Endodontic treatment radiographs should be processed promptly to minimize the time that the patient is uncomfortable. The use of rapid processing solutions is recommended. Rapid processing may be done with an automatic processor on the fast setting or manually through Rapid X-Ray Developer, “dipping”. When manual processing dip cups is being used, the film can be read wet before it is fully processed. This is called a “Wet Read”. Although the contrast is somewhat lower than that achieved by the conventional processing chemicals (techniques), the radiographs have sufficient diagnostic quality to be used for treatment films and are obtained at great savings in time using both techniques.

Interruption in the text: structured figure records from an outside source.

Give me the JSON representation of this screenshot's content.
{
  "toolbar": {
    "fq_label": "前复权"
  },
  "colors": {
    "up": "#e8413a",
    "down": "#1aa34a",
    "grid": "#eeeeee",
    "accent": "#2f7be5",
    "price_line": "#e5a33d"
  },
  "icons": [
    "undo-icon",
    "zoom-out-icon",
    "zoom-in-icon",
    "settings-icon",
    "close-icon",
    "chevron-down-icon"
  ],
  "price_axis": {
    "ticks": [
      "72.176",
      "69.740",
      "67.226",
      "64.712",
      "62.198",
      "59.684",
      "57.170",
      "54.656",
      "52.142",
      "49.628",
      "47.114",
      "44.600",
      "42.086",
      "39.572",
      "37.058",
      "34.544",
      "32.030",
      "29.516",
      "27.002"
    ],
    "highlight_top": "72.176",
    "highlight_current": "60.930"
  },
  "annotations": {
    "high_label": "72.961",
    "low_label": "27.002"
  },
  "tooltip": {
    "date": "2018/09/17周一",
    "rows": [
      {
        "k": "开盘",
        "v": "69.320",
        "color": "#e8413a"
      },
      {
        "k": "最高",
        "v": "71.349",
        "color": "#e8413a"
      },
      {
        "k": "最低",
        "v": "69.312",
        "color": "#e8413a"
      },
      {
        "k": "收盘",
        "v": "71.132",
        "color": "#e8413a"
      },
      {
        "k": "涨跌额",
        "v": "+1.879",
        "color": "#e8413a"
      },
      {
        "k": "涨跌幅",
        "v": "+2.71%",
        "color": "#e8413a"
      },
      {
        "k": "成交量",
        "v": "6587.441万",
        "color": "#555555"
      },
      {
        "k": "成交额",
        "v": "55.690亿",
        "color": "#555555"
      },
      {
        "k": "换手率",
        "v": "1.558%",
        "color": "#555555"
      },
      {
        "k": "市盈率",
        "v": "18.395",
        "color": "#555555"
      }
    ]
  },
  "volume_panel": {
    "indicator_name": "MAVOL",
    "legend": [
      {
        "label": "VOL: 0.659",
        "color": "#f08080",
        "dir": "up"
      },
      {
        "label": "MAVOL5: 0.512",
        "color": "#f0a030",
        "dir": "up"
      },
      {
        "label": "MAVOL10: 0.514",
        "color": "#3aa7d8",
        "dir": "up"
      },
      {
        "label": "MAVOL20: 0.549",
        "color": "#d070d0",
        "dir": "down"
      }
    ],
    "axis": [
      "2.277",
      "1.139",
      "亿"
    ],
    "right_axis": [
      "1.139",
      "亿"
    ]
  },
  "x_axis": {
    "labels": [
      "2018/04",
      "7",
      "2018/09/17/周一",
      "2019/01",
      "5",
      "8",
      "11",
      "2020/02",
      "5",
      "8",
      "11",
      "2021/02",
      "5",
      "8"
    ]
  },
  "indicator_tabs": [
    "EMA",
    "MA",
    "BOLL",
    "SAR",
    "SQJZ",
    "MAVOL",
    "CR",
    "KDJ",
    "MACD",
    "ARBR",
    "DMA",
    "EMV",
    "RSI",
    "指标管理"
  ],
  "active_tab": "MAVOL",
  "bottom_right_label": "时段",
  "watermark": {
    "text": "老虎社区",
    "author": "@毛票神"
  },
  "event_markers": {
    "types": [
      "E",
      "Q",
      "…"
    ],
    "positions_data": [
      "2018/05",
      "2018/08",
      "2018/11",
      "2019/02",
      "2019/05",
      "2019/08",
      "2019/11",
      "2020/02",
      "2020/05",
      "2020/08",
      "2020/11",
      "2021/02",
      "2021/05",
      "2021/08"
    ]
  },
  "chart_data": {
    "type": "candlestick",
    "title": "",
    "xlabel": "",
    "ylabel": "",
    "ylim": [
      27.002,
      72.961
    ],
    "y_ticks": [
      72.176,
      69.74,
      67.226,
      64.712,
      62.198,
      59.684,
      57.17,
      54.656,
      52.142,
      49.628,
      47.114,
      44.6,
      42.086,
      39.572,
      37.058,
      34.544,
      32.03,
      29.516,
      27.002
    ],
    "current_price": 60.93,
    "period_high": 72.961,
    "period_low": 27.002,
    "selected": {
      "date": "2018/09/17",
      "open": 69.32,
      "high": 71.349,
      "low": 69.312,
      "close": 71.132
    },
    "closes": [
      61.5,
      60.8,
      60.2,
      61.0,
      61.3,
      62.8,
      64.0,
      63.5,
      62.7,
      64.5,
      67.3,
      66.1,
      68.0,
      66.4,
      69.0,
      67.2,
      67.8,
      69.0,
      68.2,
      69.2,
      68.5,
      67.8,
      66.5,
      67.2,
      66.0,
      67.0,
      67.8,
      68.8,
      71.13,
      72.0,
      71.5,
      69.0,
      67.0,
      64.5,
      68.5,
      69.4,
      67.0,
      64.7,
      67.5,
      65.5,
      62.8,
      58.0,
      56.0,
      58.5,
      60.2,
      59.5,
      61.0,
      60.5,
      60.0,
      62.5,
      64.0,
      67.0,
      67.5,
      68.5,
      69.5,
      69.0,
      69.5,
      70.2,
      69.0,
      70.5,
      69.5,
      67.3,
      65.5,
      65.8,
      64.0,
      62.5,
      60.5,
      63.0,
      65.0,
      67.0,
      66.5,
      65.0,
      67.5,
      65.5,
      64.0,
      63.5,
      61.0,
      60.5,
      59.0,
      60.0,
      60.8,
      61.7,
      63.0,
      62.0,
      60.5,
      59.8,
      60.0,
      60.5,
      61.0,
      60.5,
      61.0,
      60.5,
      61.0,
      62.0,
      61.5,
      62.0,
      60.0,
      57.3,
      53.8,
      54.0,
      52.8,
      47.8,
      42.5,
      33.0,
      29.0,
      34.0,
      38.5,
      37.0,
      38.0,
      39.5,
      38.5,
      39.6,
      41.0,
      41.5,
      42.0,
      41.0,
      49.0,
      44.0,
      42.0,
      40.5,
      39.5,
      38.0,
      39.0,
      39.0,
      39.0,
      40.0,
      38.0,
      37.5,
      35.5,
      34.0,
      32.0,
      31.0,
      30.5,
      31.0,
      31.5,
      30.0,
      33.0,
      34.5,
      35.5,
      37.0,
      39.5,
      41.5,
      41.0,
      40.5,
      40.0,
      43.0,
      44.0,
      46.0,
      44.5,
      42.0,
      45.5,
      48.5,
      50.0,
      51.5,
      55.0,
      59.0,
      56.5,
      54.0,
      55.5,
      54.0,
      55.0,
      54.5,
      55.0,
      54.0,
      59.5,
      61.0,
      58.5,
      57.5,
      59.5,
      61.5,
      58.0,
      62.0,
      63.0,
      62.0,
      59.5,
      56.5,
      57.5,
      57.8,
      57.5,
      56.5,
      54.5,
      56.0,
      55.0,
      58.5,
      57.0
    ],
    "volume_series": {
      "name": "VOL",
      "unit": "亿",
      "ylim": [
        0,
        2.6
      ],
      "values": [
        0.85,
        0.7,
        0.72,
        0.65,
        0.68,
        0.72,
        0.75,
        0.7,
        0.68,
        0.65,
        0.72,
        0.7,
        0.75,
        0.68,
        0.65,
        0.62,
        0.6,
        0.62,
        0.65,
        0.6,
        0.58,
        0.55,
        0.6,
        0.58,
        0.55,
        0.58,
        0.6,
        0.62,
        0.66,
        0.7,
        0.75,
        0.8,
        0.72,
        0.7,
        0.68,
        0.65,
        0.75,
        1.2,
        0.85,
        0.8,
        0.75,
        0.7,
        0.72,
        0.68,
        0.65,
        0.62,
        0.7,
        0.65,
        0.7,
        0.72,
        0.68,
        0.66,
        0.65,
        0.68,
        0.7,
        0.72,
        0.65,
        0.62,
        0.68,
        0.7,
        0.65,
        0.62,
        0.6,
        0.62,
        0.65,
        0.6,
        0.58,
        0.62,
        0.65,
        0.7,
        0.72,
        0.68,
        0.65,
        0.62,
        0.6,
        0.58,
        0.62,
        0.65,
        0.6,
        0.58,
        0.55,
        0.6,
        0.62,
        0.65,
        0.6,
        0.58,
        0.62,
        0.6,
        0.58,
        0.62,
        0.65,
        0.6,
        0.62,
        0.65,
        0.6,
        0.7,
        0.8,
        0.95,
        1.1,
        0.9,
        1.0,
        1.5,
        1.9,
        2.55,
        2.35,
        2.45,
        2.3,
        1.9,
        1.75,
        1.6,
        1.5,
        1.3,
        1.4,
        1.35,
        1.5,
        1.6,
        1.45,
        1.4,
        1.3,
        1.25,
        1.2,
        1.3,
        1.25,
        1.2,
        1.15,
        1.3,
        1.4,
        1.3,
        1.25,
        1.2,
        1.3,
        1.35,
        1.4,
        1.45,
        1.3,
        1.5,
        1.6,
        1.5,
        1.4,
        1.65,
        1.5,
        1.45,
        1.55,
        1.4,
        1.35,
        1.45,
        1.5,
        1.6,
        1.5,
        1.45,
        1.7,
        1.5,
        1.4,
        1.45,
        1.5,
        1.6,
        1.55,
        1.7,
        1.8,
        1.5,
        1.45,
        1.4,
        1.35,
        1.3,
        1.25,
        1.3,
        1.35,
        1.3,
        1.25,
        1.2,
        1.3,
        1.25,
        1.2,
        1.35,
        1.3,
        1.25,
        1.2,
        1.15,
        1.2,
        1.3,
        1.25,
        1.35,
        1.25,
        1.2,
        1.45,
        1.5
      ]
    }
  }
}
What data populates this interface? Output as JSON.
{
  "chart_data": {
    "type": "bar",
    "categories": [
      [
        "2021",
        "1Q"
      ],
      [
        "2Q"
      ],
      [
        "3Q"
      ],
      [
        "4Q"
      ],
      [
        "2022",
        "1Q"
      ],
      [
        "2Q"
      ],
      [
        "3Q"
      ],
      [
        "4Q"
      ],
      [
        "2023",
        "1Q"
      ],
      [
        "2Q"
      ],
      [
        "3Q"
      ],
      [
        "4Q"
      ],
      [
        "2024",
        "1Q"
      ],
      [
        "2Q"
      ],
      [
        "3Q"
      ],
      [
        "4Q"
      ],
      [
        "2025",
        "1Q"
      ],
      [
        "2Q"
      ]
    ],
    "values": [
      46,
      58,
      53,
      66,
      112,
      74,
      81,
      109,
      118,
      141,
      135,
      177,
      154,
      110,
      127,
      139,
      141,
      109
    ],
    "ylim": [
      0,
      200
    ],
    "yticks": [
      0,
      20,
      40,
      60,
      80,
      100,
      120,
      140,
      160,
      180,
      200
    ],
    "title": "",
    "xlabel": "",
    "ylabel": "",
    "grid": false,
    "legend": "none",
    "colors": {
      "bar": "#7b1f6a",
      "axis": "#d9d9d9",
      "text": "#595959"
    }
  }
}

When manually processing the film, it is recommended that after evaluation it be returned to the fixing solution and water bath for additional time to maintain the radiographic image for documentation

28
Q

Exposing radiographs - with visually impaired patient

A

If the patient is visually impaired, use clear, verbal explanations, explaining each procedure before doing it. It also helps to let the patient “feel” the film holder etc.

29
Q

Exposing radiographs - with hearing impaired patient

A

If the patient is hearing impaired, use gestures or written instructions. If the patient can read lips, remove your face mask, face the patient, and speak clearly and slowly. The caregiver may act as an interpreter.

30
Q

Exposing radiographs - with physically disabled patient

A

If a person is physically disabled (i.e. confined to a wheelchair), the operator or the caregiver may assist the patient in transferring to the dental chair. You might also try to perform the radiographic procedures with the patient seated in the wheelchair. If the caregiver is asked to assist with film holding, she must wear a lead apron and thyroid collar during film exposure. In addition, the caregiver must be given specific instructions on how to hold the film. As stated before, the operator must never hold a film for a patient during exposure.

31
Q

Exposing radiographs - with a mental/physical disability (ie. Autism, down syndrome, cerebral palsy)

A

A person with a mental/physical disability (i.e. Autism, Down syndrome, and Cerebral Palsy) may have problems with coordination or comprehension of instructions. The patient may require extra time and attention to assist in reassuring the patient (as well as extra supervision depending on circumstance). If the patient is apprehensive and uncooperative, mild sedation may be useful. In extreme circumstances, a general anesthetic may be a consideration. If comprehension is a problem, and the patient cannot hold the film in place, the caregiver may be asked to assist.